Daha önce gerçekleştirilen darbelerin iyi planlandığını ve uygulandığını anımsatan Liedtke, "Ancak bu kez durum farklı. Erdoğan'ın darbe girişimine tepki olarak binlerce hakim ve savcıyı görevden alması, idam cezasının yeniden gündeme gelmesi, darbe girişimiyle ilgili bazı hususların temiz olmadığını gösteriyor" dedi. Liedtke, bu görüşünü şöyle savundu: "Erdoğan, anayasayı değiştirmek istedi ancak parlamentoda yeter sayısına sahip olmadığı için bunu başaramadı. Bu nedenle Erdoğan, darbe girişimini 1982 Anayasası'nı değiştirmek ve otokrat yönetime geçiş yapmak için kullanıyor."

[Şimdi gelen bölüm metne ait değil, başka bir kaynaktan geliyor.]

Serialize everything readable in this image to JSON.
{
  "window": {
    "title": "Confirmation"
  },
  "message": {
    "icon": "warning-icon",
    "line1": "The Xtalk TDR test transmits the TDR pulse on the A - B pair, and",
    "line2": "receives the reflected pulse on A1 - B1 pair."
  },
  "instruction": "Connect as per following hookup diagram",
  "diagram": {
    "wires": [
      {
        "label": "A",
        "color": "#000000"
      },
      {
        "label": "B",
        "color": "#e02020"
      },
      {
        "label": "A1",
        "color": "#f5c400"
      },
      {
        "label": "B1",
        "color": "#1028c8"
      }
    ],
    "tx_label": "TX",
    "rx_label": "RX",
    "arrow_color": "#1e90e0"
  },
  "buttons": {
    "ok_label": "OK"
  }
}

'TÜRKİYE-AB İLİŞKİLERİ DAHA DA KÖTÜYE GİDECEK'
Liedtke, Türkiye ile AB arasındaki ilişkilerin bundan sonra daha kötüye gideceğini de belirtti. Alman uzman, "İdam cezasının geri gelmesi, AB'nin endişesini artıracak. Türkiye'nin AB'ye katılımına karşı çıkanlar, şu anda çok avantajlı durumda ve bunu Ankara'nın aday ülke statüsünün iptali için mutlaka kullanacaktır" diye ekledi.
'İNCİRLİK'TEKİ DURUM ÇOK TEHLİKELİ'
Öte yandan darbe girişimi sonrasında NATO'ya ait nükleer silahların bulunduğu İncirlik üssünde oluşan durumu yorumlayan Liedtke,"Üste çok tehlikeli bir durum söz konusu. NATO'ya üye bir ülkenin ordusu bir süreliğine kontrol dışına çıktı. NATO buna asla izin vermemeli, müsamaha göstermemeli" ifadelerini kullandı.
Alman uzman, bu durumun Türkiye'nin NATO'dan çıkarılmasına mahal vermeyeceğinden emin olduğunu da vurguladı.